The second trick of your skin is the eccrine glands begin secreting sweat. This speeds up your sweat ducts with verve and gusto, through the sweat pores and onto the surface of your skin, allowing for heat loss via evaporative cooling. On the downside, if you are not drinking plenty of water and replacing lost salts, you can become dehydrated quickly. Finally for those of you, like myself, who have follicularly-endowed limbs, the hairs flatten to prevent heat-trapping in the layer of still air that would otherwise exist between the hairs. This also allows for increased air flow to your skin, thereby increasing heat loss by convection. We can thank tiny erector pili muscles for this since they relax, allowing the hair follicles attached to them to stay flat.

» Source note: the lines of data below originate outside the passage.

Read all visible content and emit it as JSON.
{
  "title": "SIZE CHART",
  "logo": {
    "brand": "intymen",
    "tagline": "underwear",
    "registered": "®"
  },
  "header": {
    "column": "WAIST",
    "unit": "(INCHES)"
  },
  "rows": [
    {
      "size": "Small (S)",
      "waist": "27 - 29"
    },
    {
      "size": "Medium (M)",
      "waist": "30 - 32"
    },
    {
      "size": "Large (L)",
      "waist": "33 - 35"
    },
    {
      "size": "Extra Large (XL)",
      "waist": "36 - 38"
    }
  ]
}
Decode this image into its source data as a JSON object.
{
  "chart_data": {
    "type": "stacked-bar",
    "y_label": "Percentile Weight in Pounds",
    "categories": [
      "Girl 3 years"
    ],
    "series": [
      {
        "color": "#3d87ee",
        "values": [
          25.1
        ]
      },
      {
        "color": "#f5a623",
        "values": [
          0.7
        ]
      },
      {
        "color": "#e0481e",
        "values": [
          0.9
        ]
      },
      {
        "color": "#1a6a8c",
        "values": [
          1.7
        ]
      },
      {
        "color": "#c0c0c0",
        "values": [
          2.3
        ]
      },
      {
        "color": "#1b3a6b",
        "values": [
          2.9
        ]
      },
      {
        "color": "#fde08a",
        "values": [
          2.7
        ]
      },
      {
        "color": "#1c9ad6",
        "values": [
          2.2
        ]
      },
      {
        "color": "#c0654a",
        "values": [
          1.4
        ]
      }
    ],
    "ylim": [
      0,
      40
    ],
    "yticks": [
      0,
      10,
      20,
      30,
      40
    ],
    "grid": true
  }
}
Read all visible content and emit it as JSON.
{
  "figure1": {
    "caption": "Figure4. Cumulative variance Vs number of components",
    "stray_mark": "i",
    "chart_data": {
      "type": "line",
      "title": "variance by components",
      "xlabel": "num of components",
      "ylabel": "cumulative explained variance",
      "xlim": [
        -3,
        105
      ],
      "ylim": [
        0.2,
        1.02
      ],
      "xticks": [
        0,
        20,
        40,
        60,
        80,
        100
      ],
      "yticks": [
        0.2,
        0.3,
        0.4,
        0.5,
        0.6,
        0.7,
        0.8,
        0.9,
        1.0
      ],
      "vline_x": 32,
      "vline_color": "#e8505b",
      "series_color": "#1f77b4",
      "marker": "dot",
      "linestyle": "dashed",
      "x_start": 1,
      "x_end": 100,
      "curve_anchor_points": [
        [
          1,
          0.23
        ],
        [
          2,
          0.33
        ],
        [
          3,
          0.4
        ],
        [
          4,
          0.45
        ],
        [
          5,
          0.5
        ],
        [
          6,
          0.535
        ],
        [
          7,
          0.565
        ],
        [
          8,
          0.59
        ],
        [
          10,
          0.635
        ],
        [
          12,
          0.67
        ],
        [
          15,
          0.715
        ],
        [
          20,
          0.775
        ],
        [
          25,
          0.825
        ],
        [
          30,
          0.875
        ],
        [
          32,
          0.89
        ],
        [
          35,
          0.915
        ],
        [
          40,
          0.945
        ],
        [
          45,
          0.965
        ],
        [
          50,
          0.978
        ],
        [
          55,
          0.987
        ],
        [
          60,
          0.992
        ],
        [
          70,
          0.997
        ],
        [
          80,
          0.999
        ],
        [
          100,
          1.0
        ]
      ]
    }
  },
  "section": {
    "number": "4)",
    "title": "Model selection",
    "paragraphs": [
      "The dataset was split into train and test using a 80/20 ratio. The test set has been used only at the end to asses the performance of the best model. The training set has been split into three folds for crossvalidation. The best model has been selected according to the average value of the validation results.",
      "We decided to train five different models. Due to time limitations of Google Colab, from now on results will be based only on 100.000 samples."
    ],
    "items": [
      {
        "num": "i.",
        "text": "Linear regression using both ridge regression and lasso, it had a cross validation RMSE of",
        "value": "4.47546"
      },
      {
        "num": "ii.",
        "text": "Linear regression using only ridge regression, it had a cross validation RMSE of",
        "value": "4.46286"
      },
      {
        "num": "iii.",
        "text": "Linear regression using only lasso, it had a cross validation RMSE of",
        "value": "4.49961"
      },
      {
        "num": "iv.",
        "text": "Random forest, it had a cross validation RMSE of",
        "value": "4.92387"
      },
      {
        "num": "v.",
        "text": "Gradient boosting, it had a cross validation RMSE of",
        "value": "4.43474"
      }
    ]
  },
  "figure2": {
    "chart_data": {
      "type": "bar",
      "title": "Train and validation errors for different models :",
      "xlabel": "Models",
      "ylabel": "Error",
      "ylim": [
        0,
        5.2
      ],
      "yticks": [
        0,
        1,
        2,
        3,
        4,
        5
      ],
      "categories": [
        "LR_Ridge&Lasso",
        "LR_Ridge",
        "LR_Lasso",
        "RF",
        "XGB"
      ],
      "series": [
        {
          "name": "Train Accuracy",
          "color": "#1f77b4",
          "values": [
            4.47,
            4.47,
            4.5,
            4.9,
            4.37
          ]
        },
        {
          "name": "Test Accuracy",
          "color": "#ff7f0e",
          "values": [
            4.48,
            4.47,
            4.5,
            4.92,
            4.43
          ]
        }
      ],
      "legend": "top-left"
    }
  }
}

So your skin defeats the sun’s attempt at evil that time. However, as with any frenemy, the tide can turn, and the sun can decide to be a friend, working with our skin - this time to help make strong bones – bizarre as that may sound. It is thanks to a conveyer-belt of biochemical activity between your skin, liver, kidneys, and bowels. It is important to realise that you need vitamin D for making calcium - which promotes strong bones. So, when your skin is exposed, the sun’s ultraviolet light activates the pre-cursor to vitamin D, 7-dehydrocholesterol (the source of 90% of our vitamin D). This activated vitamin D pre-cursor then wanders off to your liver via the blood stream to be modified, before travelling to your kidneys where it becomes biologically ‘active’. Active vitamin D promotes calcium absorption for your gut and helps to maintain adequate levels in the blood to allow for normal bone mineralisation, bone growth, and bone remodelling (our skeleton regenerates approximately every three months).
Of course, in a world of superheroes, the friendliness of the sun may not last long before the enemy surfaces once again. Now, yes, in the short-term, safe levels of sun exposure allows for the tanning process and protects the skin by releasing more melanin from the skin’s melanocytes. However, excess short-term exposure to ultraviolet light directly damages the DNA in your skin causing sunburn. Since we all have different skin types, as identified by the Fitzpatrick Scale (a classification system for skin colour), this, along with our exposure rates, will largely dictate how badly we may burn.
Years of chronic over-exposure is even more dangerous, with the potential to cause a number of different skin cancers - now one of the most common cancer types globally. It is often a result of DNA damage by the sun’s ultraviolet rays to the outermost layer of the skin, the epidermis. These cancers divide into the more common but less serious non-melanoma cancers e.g. basal-cell carcinoma and squamous-cell carcinoma, and the more serious and potentially fatal malignant melanoma cancers.
So let us recap; your skin performs superhero feats to protect, climate control, produce and defend you and your body without hesitation. It exists, however, at the will of your decisions; you can decide to love and nurture your skin, to work in partnership to promote health, or you can decide to rebel like a stroppy teenager, let it burn, not protect it, and let it fail to serve you the way nature intended. Yes, get a nice tan but be safe and think about the long-term exposure risks. As always, I will end with my drier but critical doctor message: if you are concerned about anything on your skin, want advice about sun protection and risks of over-exposure, then visit your GP.
In the meantime, go ahead and give your skin a superhero cape.